From my highly positive physical exam the plan was to visualize that I indeed was missing an ACL then clean out the meniscus rubble. My surgeon would then use a central piece of my patella tendon to replace my ACL, boring a hole through the bones proximal and distal to the joint. Shortly after chatting with my surgeon I was wheeled into the OR, the nurse anesthetist introduced herself and slapped some oxygen on my face.
I started waking up to someone really far away telling me not to fiddle with the oxygen in my nose. My right knee was a huge, uncoordinated, painful thing down at the end of the bed. As I regained a semblance of consciousness I pieced together that my surgery was done and that the annoying thing in my nose was a nasal cannula with oxygen. A shot of morphine and an antiemetic allowed me to down some ketorolac and hydrodone-acetaminophen. My pain got a lot better and I started to perk up, the nurse brought me something to drink and some toast. As the medications tenacious hold slipped away, they transferred me to the next level of recovery and brought my saintly girlfriend, Lan, to come talk to me. She showed me the arthroscopic pictures, evidence of the beating I had given my knee for the past decade. In my intoxicated state she also almost convinced me that we weren't dating.

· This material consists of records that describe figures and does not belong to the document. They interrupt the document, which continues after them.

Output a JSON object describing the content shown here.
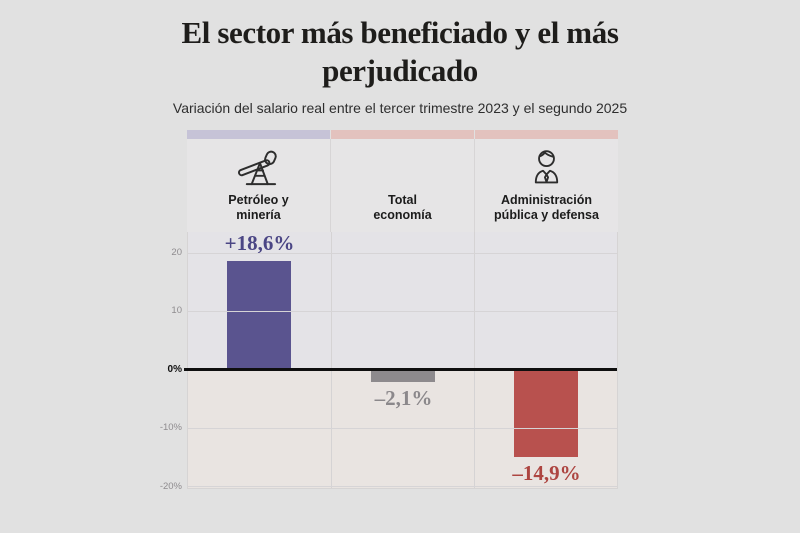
{
  "page": {
    "title": "El sector más beneficiado y el más perjudicado",
    "subtitle": "Variación del salario real entre el tercer trimestre 2023 y el segundo 2025"
  },
  "chart_data": {
    "type": "bar",
    "title": "El sector más beneficiado y el más perjudicado",
    "subtitle": "Variación del salario real entre el tercer trimestre 2023 y el segundo 2025",
    "unit": "%",
    "categories": [
      "Petróleo y minería",
      "Total economía",
      "Administración pública y defensa"
    ],
    "values": [
      18.6,
      -2.1,
      -14.9
    ],
    "ylim": [
      -20.2,
      23.6
    ],
    "grid": true,
    "legend": false,
    "zero_line": true,
    "bars": [
      {
        "label_line1": "Petróleo y",
        "label_line2": "minería",
        "icon": "pumpjack-icon",
        "value": 18.6,
        "display": "+18,6%",
        "bar_color": "#5a548f",
        "label_color": "#4b4685",
        "strip_color": "#c6c3d7"
      },
      {
        "label_line1": "Total",
        "label_line2": "economía",
        "icon": "",
        "value": -2.1,
        "display": "–2,1%",
        "bar_color": "#8d8a8d",
        "label_color": "#8b888b",
        "strip_color": "#e3c2be"
      },
      {
        "label_line1": "Administración",
        "label_line2": "pública y defensa",
        "icon": "person-icon",
        "value": -14.9,
        "display": "–14,9%",
        "bar_color": "#b8514e",
        "label_color": "#ad4541",
        "strip_color": "#e3c2be"
      }
    ],
    "yticks": [
      {
        "value": 20,
        "label": "20"
      },
      {
        "value": 10,
        "label": "10"
      },
      {
        "value": 0,
        "label": "0%"
      },
      {
        "value": -10,
        "label": "-10%"
      },
      {
        "value": -20,
        "label": "-20%"
      }
    ]
  }
}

Getting me from the gurney to the easy chair demonstrated profoundly that my knee was impotently pissed off. The slightest vibration was nauseatingly painful but from my hip flexor down my leg hung like a limp noodle. With the added fortification of some cranberry juice and apple cinnamon muffin we attempted the next stage in the right knee saga, getting home. Fumbling against the vestiges of the anesthetic and gravity I was deposited in a wheel chair and moved out to the car, where I was able to prop myself unceremoniously in the back seat, my right knee like so much extra unwieldy baggage.
At home Jarred had swung by with faux pansies and some milk shakes, and he helped get me inside. I had to figure out how to urinate again and will have to optimize the technique necessary to get the appropriate orifices over the correct waste receptacles with one leg that's a painful, rigid, brittle log. For the next 24 hours Lan watched over me. I spent the remainder of the day dreading having to move, but forcing myself to pump my calf to prevent a venous thrombosis (no thank you 6 months of warfarin). I drowsed in and out of consciousness as the stress, medications, and lack of sleep collided. We emptied the two Jackson-Pratt drains that drew a mixture of blood and synovial fluid from somewhere deep under the bulky immobilizer. Toward night I hopped up the stairs and with Lan's help got myself arranged in bed. I managed to sleep some more.